The Miller home became a excellent residence for the couple’s expanding community involvement. Both Charles and Josephine were devout members of St. Paul’s Church, where they had been married. Miller also was a member of the Vicksburg Lodge 95 of the Benevolent Protective Order of Elks and cultivated many friendships through active participation in the Goose Lake Hunting Club.
Miller’s prosperity was also helping him finance other investments. He bought some rich Mississippi bottom land around an area known as Spanish Fort south of Vicksburg and operated large a plantation there. He also helped establish a Vicksburg bank called the American Bank & Trust Company and became a director. With the advent of motorized transport, Charles founded and was president of the Miller-Guchereau (his son-in-law) Motor Truck Company. Miller’s principal interest, however, was in plying the “Big Muddy” as the owner of the Mississippi River Ferry Company.
The importance of these outside businesses was made clear in 1907, when the State of Mississippi voted dry — no alcohol could be sold in the state. State prohibition may not have immediately caused Miller to shut down. Neighboring Louisiana was still very, very “wet” and there was no obstacle to sending whiskey over the river. Moreover, the availability of rail and water transport meant that Charles could ship his products to other states, even dry ones, since interstate traffic in liquor was not banned until 1913. In the 1910 census, Miller still listed his occupation as owner of a wholesale liquor house.

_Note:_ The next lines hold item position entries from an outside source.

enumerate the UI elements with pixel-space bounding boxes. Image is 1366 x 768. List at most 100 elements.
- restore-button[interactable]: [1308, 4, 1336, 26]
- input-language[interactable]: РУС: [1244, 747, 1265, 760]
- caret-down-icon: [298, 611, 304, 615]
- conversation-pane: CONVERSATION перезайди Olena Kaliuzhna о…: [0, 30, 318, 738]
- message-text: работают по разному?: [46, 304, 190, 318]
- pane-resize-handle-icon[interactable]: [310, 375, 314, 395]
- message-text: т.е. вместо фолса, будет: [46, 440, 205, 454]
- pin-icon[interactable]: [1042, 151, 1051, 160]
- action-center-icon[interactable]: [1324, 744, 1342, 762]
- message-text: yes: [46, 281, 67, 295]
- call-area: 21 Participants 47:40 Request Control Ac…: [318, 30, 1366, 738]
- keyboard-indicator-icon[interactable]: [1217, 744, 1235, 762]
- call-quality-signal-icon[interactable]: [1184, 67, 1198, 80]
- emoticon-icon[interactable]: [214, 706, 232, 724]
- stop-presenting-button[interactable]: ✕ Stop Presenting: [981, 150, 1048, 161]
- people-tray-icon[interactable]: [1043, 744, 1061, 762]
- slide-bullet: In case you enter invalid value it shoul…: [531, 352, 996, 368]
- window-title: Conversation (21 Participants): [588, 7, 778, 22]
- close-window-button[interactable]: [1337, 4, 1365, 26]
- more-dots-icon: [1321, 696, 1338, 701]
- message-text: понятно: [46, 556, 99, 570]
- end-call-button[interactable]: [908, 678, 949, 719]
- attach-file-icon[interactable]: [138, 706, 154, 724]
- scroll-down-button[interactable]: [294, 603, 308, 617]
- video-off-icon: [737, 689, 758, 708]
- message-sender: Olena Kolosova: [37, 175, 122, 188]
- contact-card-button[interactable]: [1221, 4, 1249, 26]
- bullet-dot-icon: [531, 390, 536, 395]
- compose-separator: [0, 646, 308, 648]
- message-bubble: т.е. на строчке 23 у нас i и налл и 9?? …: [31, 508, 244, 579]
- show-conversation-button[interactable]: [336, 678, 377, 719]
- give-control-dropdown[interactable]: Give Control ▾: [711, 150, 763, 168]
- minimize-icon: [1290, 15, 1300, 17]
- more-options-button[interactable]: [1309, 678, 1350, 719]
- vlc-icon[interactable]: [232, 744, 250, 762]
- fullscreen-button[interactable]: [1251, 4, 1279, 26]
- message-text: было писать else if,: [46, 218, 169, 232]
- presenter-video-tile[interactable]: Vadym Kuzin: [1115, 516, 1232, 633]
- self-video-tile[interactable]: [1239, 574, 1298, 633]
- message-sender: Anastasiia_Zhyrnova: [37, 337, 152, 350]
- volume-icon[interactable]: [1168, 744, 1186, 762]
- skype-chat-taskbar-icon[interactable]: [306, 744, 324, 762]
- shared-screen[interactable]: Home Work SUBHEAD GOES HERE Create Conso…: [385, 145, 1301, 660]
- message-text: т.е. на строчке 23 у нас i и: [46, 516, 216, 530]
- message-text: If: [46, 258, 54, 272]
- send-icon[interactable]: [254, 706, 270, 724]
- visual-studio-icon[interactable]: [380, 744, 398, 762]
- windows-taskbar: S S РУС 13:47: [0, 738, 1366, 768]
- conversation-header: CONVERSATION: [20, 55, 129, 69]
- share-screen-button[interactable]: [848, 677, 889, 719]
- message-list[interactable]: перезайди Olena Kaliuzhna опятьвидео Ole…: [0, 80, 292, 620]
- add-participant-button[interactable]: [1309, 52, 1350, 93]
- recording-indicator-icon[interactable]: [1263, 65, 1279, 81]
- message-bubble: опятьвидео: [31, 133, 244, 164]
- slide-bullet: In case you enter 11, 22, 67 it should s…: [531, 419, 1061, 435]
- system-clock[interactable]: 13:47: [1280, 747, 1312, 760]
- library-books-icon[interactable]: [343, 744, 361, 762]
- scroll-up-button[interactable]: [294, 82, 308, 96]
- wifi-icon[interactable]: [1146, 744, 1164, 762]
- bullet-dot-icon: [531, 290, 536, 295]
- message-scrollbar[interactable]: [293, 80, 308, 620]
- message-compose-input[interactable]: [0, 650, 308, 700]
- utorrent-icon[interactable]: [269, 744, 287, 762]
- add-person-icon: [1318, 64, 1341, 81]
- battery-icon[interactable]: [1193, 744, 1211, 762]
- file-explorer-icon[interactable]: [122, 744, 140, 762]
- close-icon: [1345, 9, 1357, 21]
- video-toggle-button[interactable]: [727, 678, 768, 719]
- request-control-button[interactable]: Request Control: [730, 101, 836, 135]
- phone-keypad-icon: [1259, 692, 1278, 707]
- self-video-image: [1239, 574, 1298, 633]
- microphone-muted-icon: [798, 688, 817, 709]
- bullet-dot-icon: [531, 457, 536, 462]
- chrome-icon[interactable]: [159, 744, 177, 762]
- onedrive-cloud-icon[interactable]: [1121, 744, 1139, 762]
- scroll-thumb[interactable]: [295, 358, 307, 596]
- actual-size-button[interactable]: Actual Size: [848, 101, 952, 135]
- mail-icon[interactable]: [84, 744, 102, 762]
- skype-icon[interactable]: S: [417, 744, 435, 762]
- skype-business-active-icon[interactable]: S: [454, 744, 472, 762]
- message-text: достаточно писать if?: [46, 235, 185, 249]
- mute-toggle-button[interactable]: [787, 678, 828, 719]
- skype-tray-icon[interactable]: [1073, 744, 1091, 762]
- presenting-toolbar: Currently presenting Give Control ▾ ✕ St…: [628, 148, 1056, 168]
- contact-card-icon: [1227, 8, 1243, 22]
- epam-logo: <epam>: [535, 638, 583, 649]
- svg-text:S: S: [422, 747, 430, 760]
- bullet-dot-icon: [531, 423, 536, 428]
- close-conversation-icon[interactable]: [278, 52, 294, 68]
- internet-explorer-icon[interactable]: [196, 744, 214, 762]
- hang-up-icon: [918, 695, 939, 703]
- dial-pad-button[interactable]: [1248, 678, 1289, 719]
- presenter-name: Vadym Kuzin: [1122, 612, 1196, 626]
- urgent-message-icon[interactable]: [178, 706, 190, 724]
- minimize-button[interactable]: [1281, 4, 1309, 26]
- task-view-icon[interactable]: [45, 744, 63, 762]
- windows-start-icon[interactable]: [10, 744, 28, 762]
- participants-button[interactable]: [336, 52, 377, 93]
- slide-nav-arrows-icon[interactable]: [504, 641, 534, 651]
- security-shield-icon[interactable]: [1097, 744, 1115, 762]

As the prohibition noose tightened over the next few years, however, Miller was forced to shut the doors on his liquor enterprise. Because neighboring Louisiana was still "wet," from the jug left it is clear he opened a liquor enterprise in Zachary, a small town not far from Baton Rouge. With the advent of National Prohibition in the 1920 census he gave his occupation as "steamboat owner." At that time he was operating a fleet of boats out of Vicksburg, principally running up into tributaries of the Mississippi, including the Yazoo and Sunflower Rivers — both famous for the mud they carried into the Mississippi. One of his ferries, seen at the top of this post, he named for himself: “The Charles J. Miller.” That picture, by the way, was taken by the famous WPA photographer Walker Evans. Another boat was named for his son, George W. Miller.
In February 1926 Charles Miller died in his home at the age of 65. According to his obituary in the Vicksburg Evening Post, “The end came peacefully…after a prolonged illness, during which time everything known to medical science was done in order that the life of this good man might be spared.” His funeral was held at St. Paul’s Church with his wife, children and two brothers mourning by the casket. Pallbearers included many of Vicksburg’s leading citizens. Miller was interred in Vicksburg’s Cedar Grove Cemetery.
A final word on this Mississippi whiskey man was written in the Vicksburg Evening Post obituary. It opined: “Mr. Miller stood at all times for what was right and just, and was always willing to cooperate and do his part in any undertaking that was for the betterment and advancement of Vicksburg.” To which I would add: “This would include making the most out of Mississippi mud.”
Note: Much of the information for this post was obtained from a short article by Bobbie Beyers Ferguson that appeared in the Winter 2007 issue of Mississippi River Routes, the quarterly journal of the Vicksburg Genealogical Society. Ms. Ferguson replicated in full the local newspaper obituary of Charles Miller. The photos were derived from a variety of other sources.